Another ironic and comical novel by the famous German comedian Helge Schneider. Using modern methods of multi-perspectival narration, Robert Fork’s Eine Liebe im Sechsachteltrakt attempts to paint a picture of traditional English garden landscapes and the people who create them. Dispensing with a spectacular plot, Robert Fork concentrates on the emotional inner lives of his protagonists, even if these are dull and boring.
In his new novel, Helge Schneider explores the NOUVELLE ROMANTIC. The main character seems to the reader like a mouldy apple left at the bottom of a shopping bag. Whether Kollendorf is trudging through mudflats in rubber boots or falling out of a plane, the reader doesn’t care because this man is the personification of self-pity.
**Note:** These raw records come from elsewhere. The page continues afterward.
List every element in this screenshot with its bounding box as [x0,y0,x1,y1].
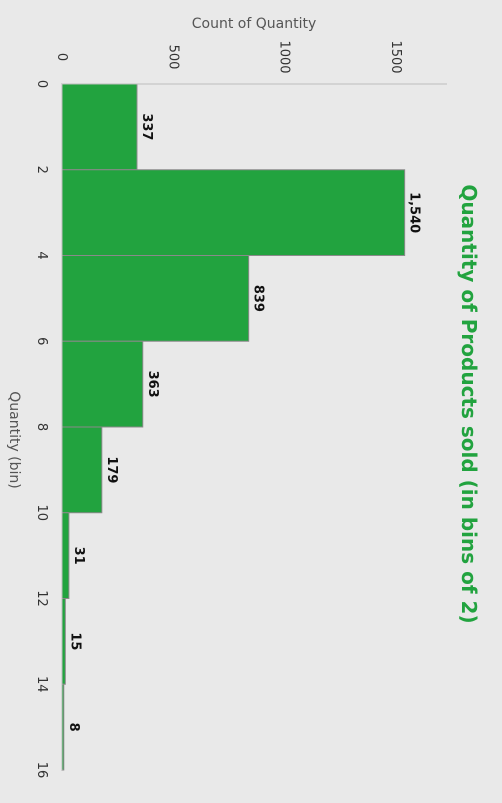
quantity-tick-4: 4 [34,251,49,259]
count-axis-title: Count of Quantity [192,16,316,32]
count-tick-0: 0 [54,53,69,61]
bar-bin-10 [61,512,70,599]
data-label-bin-0: 337 [139,113,154,140]
count-tick-500: 500 [165,45,180,70]
bar-bin-0 [61,83,138,171]
quantity-axis-title: Quantity (bin) [6,391,22,489]
quantity-tick-10: 10 [34,504,49,521]
quantity-axis-ticks: 0 2 4 6 8 10 12 14 16 [34,80,49,778]
data-label-bin-2: 1,540 [407,192,422,233]
quantity-tick-6: 6 [34,337,49,345]
data-labels-group: 337 1,540 839 363 179 31 15 8 [66,113,422,731]
data-label-bin-8: 179 [104,456,119,483]
quantity-tick-12: 12 [34,590,49,607]
quantity-tick-16: 16 [34,762,49,779]
count-tick-1000: 1000 [277,40,292,73]
chart-title: Quantity of Products sold (in bins of 2) [457,184,481,623]
bar-bin-8 [61,426,103,514]
quantity-tick-0: 0 [34,80,49,88]
quantity-tick-2: 2 [34,166,49,174]
data-label-bin-4: 839 [251,285,266,312]
data-label-bin-10: 31 [71,547,86,565]
data-label-bin-6: 363 [145,371,160,398]
bar-bin-6 [61,340,144,428]
bar-bin-2 [61,169,406,256]
quantity-tick-14: 14 [34,676,49,693]
bar-bin-12 [61,598,66,685]
quantity-tick-8: 8 [34,423,49,431]
data-label-bin-14: 8 [66,723,81,732]
bar-bin-4 [61,255,250,342]
bars-group [61,83,406,771]
count-tick-1500: 1500 [388,40,403,73]
data-label-bin-12: 15 [67,632,82,650]
count-axis-ticks: 0 500 1000 1500 [54,40,403,73]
His fate leaves us as cold as the characters in a TV soap. Despite the passivity of his protagonist, however, Helge Schneider succeeds in introducing suspense to his epos.
The many names and many dead people that fill in the story from the periphery are synonymous with the perpetuum mobile of the impersonality of contemporary society. This is how Helge Schneider brings back a hint of family drama into the reading room. Nothing is too trivial to be pointed out again. At the end, however, the question of all questions (the purpose of life) remains unanswered, like life itself – true life does not end.